The primary aim of the current study will be to use the duration until the first postoperative analgesic requirement after two different block techniques to compare the analgesic effect. The secondary aims will be to compare the two methods for postoperative Children's Hospital Eastern Ontario Pain Scale (CHEOPS) scores, complications and parental satisfaction scores.

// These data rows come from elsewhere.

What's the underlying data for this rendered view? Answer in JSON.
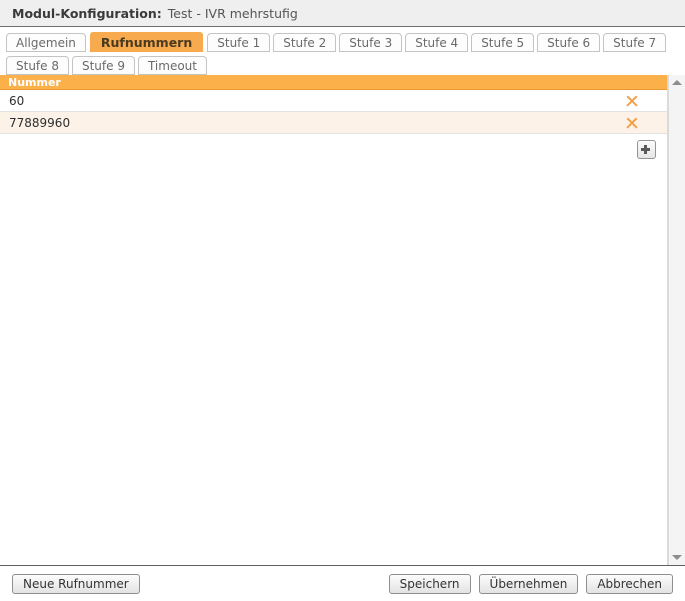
{
  "titlebar": {
    "label": "Modul-Konfiguration:",
    "value": "Test - IVR mehrstufig"
  },
  "tabs": {
    "row1": [
      {
        "label": "Allgemein",
        "active": false
      },
      {
        "label": "Rufnummern",
        "active": true
      },
      {
        "label": "Stufe 1",
        "active": false
      },
      {
        "label": "Stufe 2",
        "active": false
      },
      {
        "label": "Stufe 3",
        "active": false
      },
      {
        "label": "Stufe 4",
        "active": false
      },
      {
        "label": "Stufe 5",
        "active": false
      },
      {
        "label": "Stufe 6",
        "active": false
      },
      {
        "label": "Stufe 7",
        "active": false
      }
    ],
    "row2": [
      {
        "label": "Stufe 8",
        "active": false
      },
      {
        "label": "Stufe 9",
        "active": false
      },
      {
        "label": "Timeout",
        "active": false
      }
    ]
  },
  "grid": {
    "columns": [
      "Nummer"
    ],
    "rows": [
      {
        "nummer": "60"
      },
      {
        "nummer": "77889960"
      }
    ],
    "add_icon": "plus-icon",
    "delete_icon": "close-x-icon"
  },
  "scrollbar": {
    "up_icon": "arrow-up-icon",
    "down_icon": "arrow-down-icon"
  },
  "footer": {
    "new_number": "Neue Rufnummer",
    "save": "Speichern",
    "apply": "Übernehmen",
    "cancel": "Abbrechen"
  },
  "colors": {
    "accent_orange": "#f8aa4f",
    "header_orange": "#fcb04a",
    "row_alt": "#fcf2e8",
    "titlebar_bg": "#efefef"
  }
}
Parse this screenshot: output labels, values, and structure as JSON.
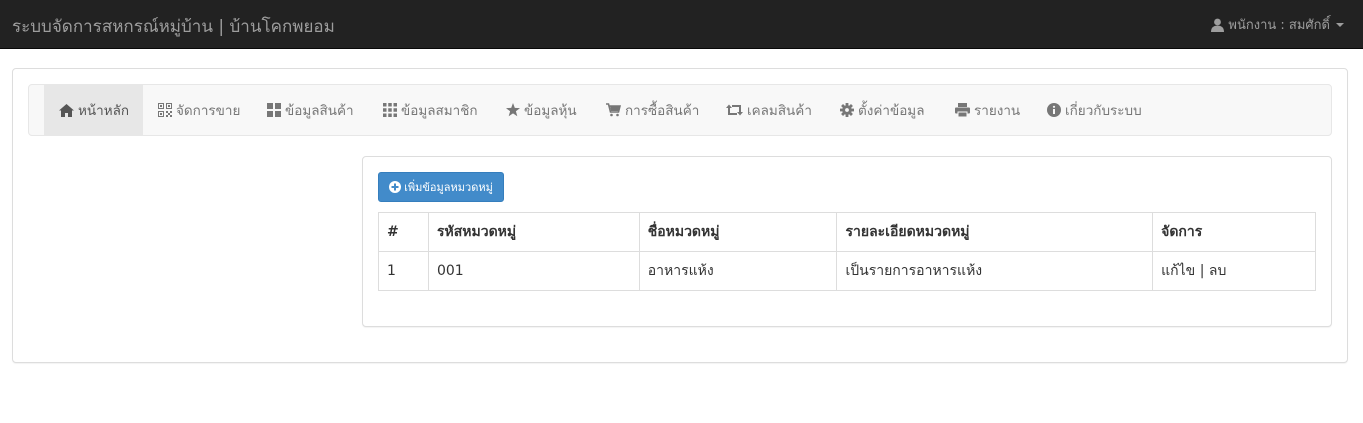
{
  "navbar": {
    "brand": "ระบบจัดการสหกรณ์หมู่บ้าน | บ้านโคกพยอม",
    "user_label": "พนักงาน : สมศักดิ์"
  },
  "menu": {
    "items": [
      {
        "label": "หน้าหลัก",
        "icon": "home-icon",
        "active": true
      },
      {
        "label": "จัดการขาย",
        "icon": "qrcode-icon"
      },
      {
        "label": "ข้อมูลสินค้า",
        "icon": "th-large-icon"
      },
      {
        "label": "ข้อมูลสมาชิก",
        "icon": "th-icon"
      },
      {
        "label": "ข้อมูลหุ้น",
        "icon": "star-icon"
      },
      {
        "label": "การซื้อสินค้า",
        "icon": "shopping-cart-icon"
      },
      {
        "label": "เคลมสินค้า",
        "icon": "retweet-icon"
      },
      {
        "label": "ตั้งค่าข้อมูล",
        "icon": "cog-icon"
      },
      {
        "label": "รายงาน",
        "icon": "print-icon"
      },
      {
        "label": "เกี่ยวกับระบบ",
        "icon": "info-sign-icon"
      }
    ]
  },
  "content": {
    "add_button_label": "เพิ่มข้อมูลหมวดหมู่",
    "table": {
      "headers": [
        "#",
        "รหัสหมวดหมู่",
        "ชื่อหมวดหมู่",
        "รายละเอียดหมวดหมู่",
        "จัดการ"
      ],
      "rows": [
        {
          "num": "1",
          "code": "001",
          "name": "อาหารแห้ง",
          "detail": "เป็นรายการอาหารแห้ง",
          "edit": "แก้ไข",
          "sep": "|",
          "delete": "ลบ"
        }
      ]
    }
  },
  "colors": {
    "navbar_bg": "#222222",
    "navbar_text": "#9d9d9d",
    "primary_button": "#428bca",
    "menu_bg": "#f8f8f8",
    "menu_active_bg": "#e7e7e7"
  }
}
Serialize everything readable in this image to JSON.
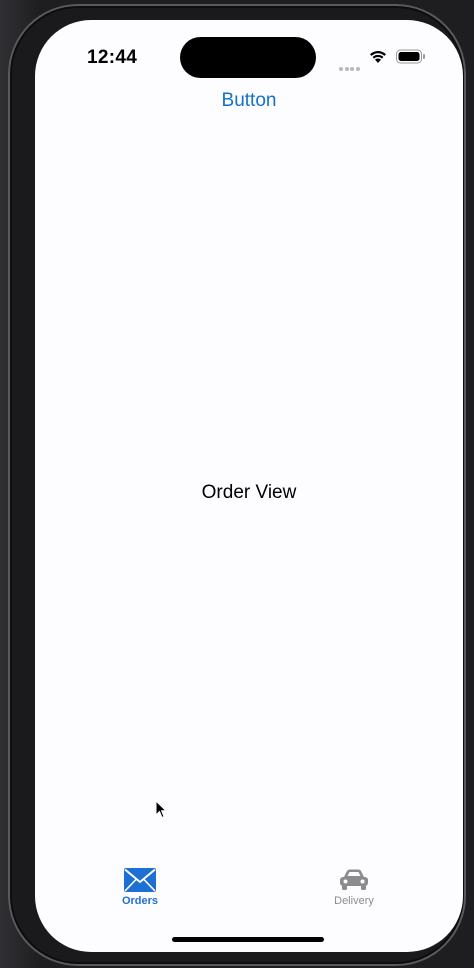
{
  "status_bar": {
    "time": "12:44",
    "icons": [
      "cellular-dots-icon",
      "wifi-icon",
      "battery-icon"
    ]
  },
  "nav": {
    "button_label": "Button"
  },
  "content": {
    "center_text": "Order View"
  },
  "tab_bar": {
    "tabs": [
      {
        "label": "Orders",
        "icon": "envelope-icon",
        "selected": true
      },
      {
        "label": "Delivery",
        "icon": "car-icon",
        "selected": false
      }
    ]
  },
  "colors": {
    "accent": "#1470c8",
    "tab_selected": "#1d6fd3",
    "tab_unselected": "#8c8c90",
    "background": "#fdfcfe"
  }
}
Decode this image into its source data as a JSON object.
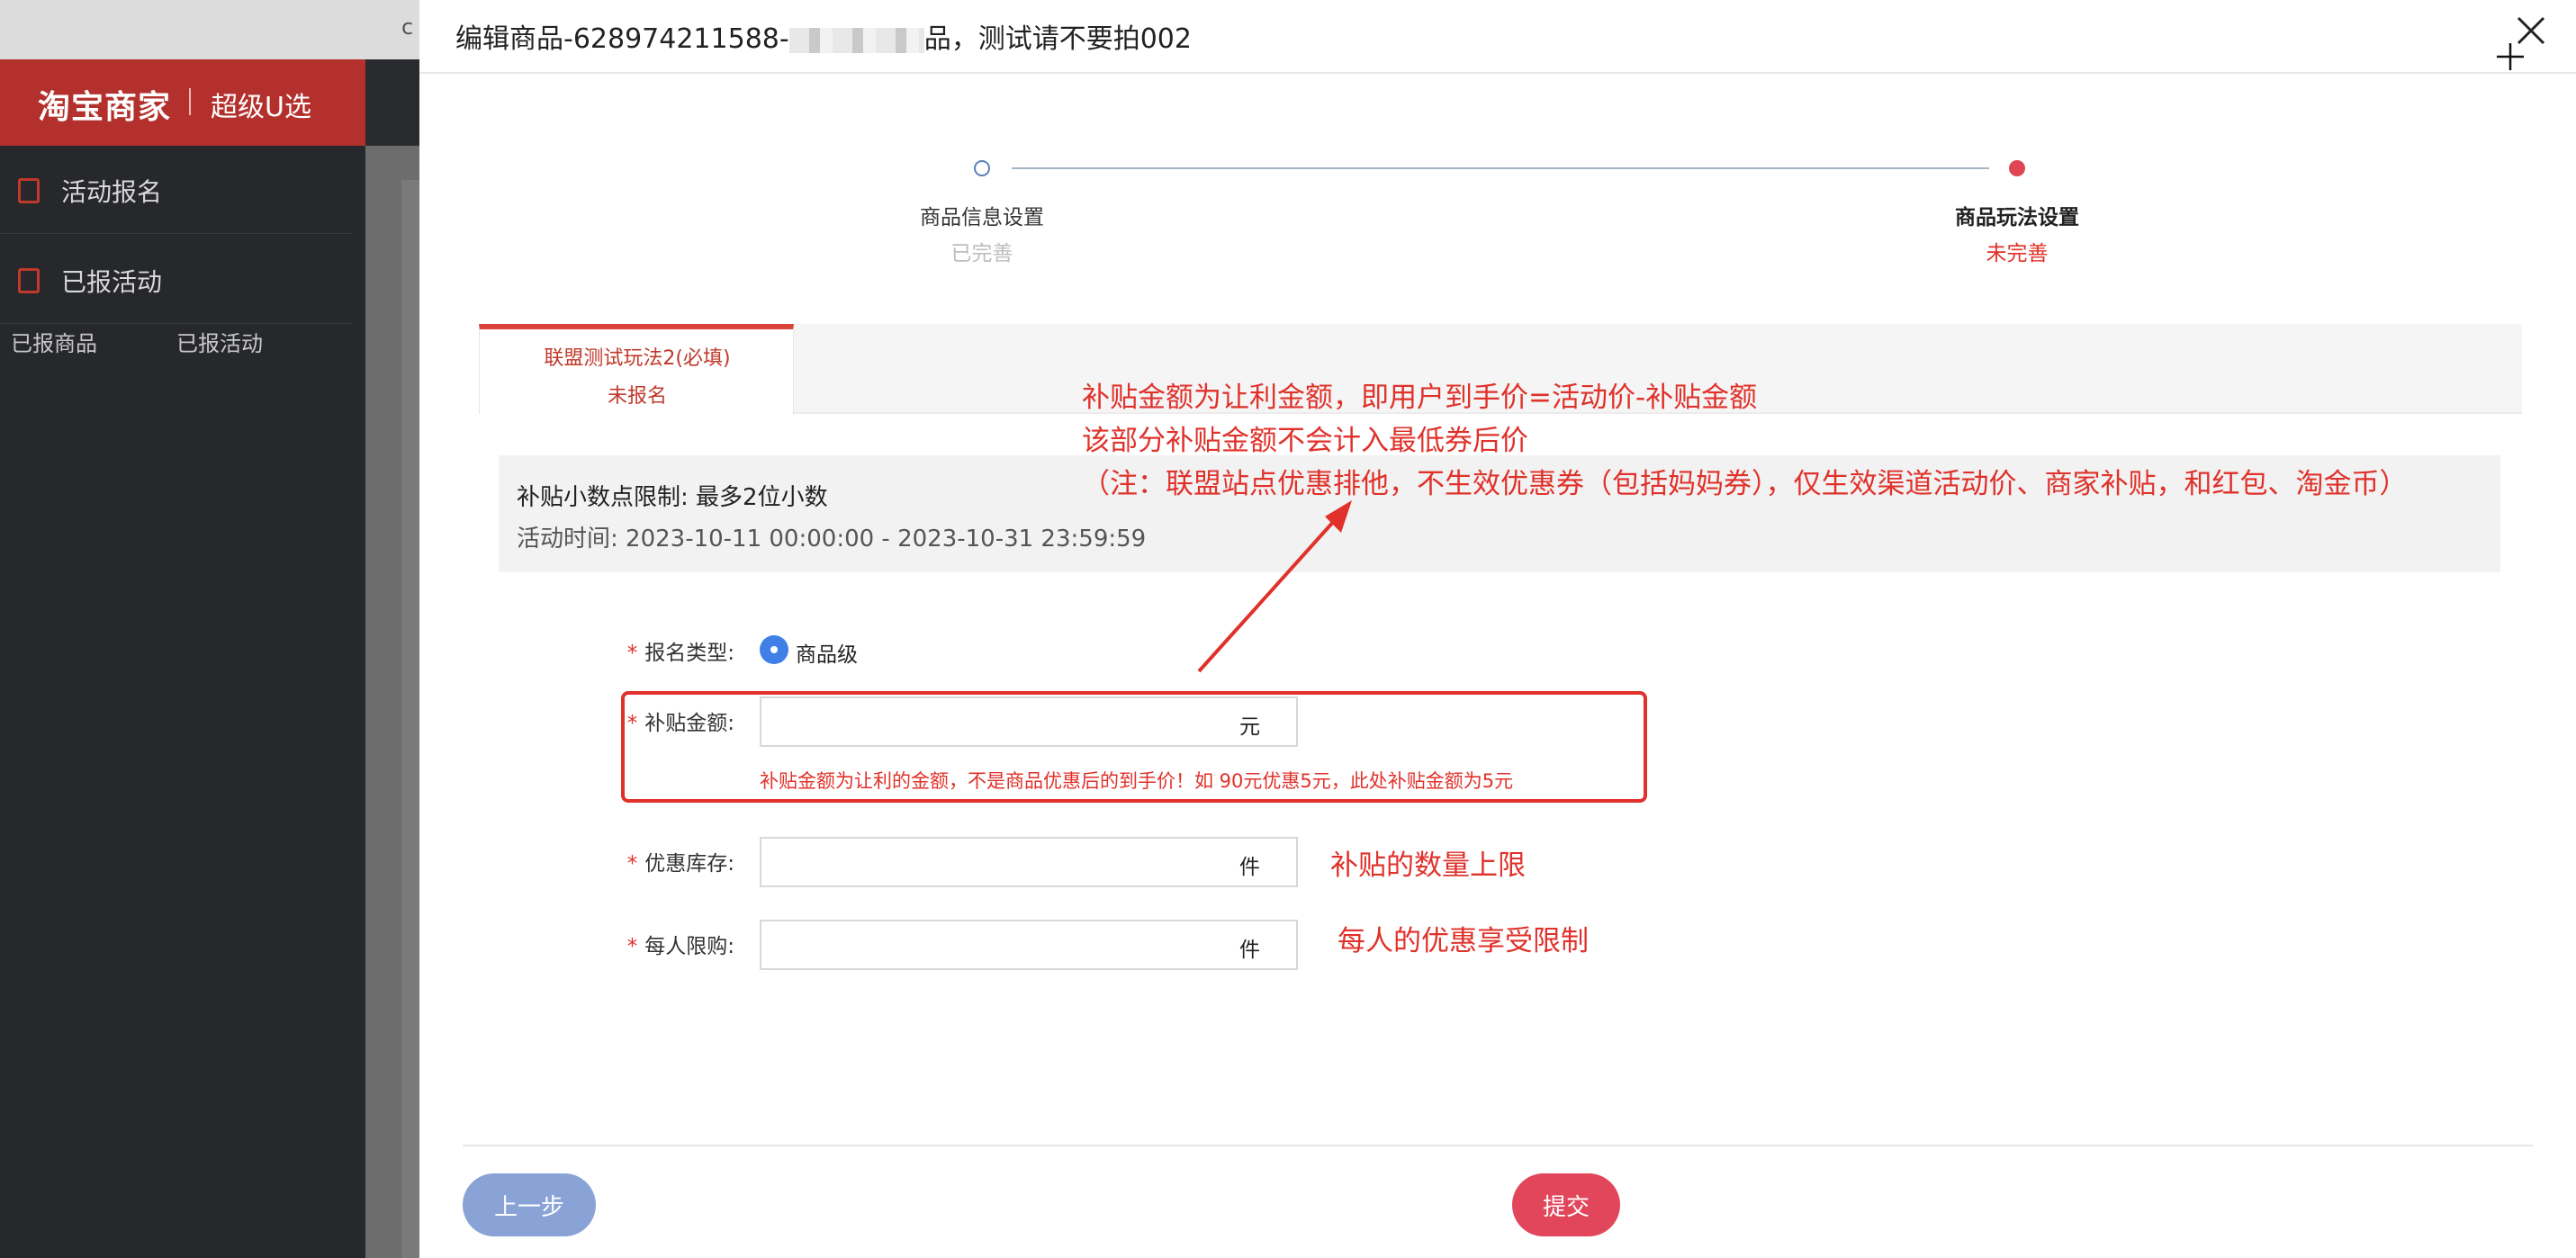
{
  "app": {
    "crumb": "c",
    "brand": "淘宝商家",
    "brand_sub": "超级U选",
    "menu": [
      {
        "label": "活动报名",
        "icon": "form-icon"
      },
      {
        "label": "已报活动",
        "icon": "list-icon"
      }
    ],
    "submenu": [
      "已报商品",
      "已报活动"
    ]
  },
  "modal": {
    "title_prefix": "编辑商品-628974211588-",
    "title_suffix": "品，测试请不要拍002"
  },
  "steps": [
    {
      "title": "商品信息设置",
      "status": "已完善"
    },
    {
      "title": "商品玩法设置",
      "status": "未完善"
    }
  ],
  "tab": {
    "name": "联盟测试玩法2(必填)",
    "status": "未报名"
  },
  "info": {
    "decimal_limit": "补贴小数点限制: 最多2位小数",
    "time": "活动时间: 2023-10-11 00:00:00 - 2023-10-31 23:59:59"
  },
  "form": {
    "required_mark": "*",
    "type_label": "报名类型:",
    "type_option": "商品级",
    "amount_label": "补贴金额:",
    "amount_unit": "元",
    "amount_value": "",
    "amount_hint": "补贴金额为让利的金额，不是商品优惠后的到手价！如 90元优惠5元，此处补贴金额为5元",
    "stock_label": "优惠库存:",
    "stock_unit": "件",
    "stock_value": "",
    "limit_label": "每人限购:",
    "limit_unit": "件",
    "limit_value": ""
  },
  "annotations": {
    "line1": "补贴金额为让利金额，即用户到手价=活动价-补贴金额",
    "line2": "该部分补贴金额不会计入最低券后价",
    "line3": "（注：联盟站点优惠排他，不生效优惠券（包括妈妈券），仅生效渠道活动价、商家补贴，和红包、淘金币）",
    "stock_note": "补贴的数量上限",
    "limit_note": "每人的优惠享受限制"
  },
  "footer": {
    "prev_label": "上一步",
    "submit_label": "提交"
  },
  "colors": {
    "accent_red": "#e0312a",
    "brand_red": "#b3302c",
    "primary_blue": "#3f7fe6",
    "submit_pink": "#e2465a",
    "prev_blue": "#8aa3d6"
  }
}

Official title: Comparison Between the Analgesic Efficacy of the Ultrasound Penile Block Versus Ultrasound Caudal Epidural for Pediatric Hypospadias Surgeries: A Prospective Randomized Double Blinded Trial

Key Details

Gender

MALE

Age Range

1 Year - 7 Years

Study Type

INTERVENTIONAL

Enrollment

26

Start Date

2024-05

Completion Date

2025-06

Last Updated

2024-05-13

Healthy Volunteers

Yes

Conditions

Interventions

PROCEDURE

US guided caudal block

After placing the patient in the left lateral position (hips and knees flexed) following monitoring and induction of anaesthesia, the field will be sterilized with 70% alcohol in 2% chlorhexidine. Initial scanning in the transverse plane allows for visualization of the midline and identification of the sacrococcygeal ligament between the 2 sacral cornua. The 2 cornua resemble the 2 eyes of a frog and thus are collectively called the frog-eye sign. The US probe is then rotated 90 degrees to acquire a longitudinal view. The needle is then advanced at a 20-degree angle with needle tip and length visualization Once the needle is confirmed to be in the caudal space on the screen, carefully aspirate to confirm absence of CSF or blood. A slow injection of the local anaesthetic can then be performed, dose of (0.2 mL/kg 0.25% bupivacaine and 1 μg/kg of dexmedetomidine

PROCEDURE

Dorsal penile nerve block

after general anesthesia induction. With the patient in the supine position. After skin sterilization the US linear probe will be transversely placed on the root of the penis. After placing the penis in gentle traction, a50 mm block needle will be inserted from the lateral part of the penis root towards the dorsal section of the penis with the in-plane technique, It will be advanced through Dartos fascia until resistance to the needle disappeared. Once the superficial sheath will be passed, the tip of the needle will be advanced into Buck's fascia and then positioned between Buck's fascia and tunica albuginea, lateral to the dorsal artery. After making sure there will be no blood with negative aspiration, half of the total 0.2 mL/kg dose of 0.25% bupivacaine will be administered while observing its distribution with US. The same procedure will be then repeated on the other side of the penis.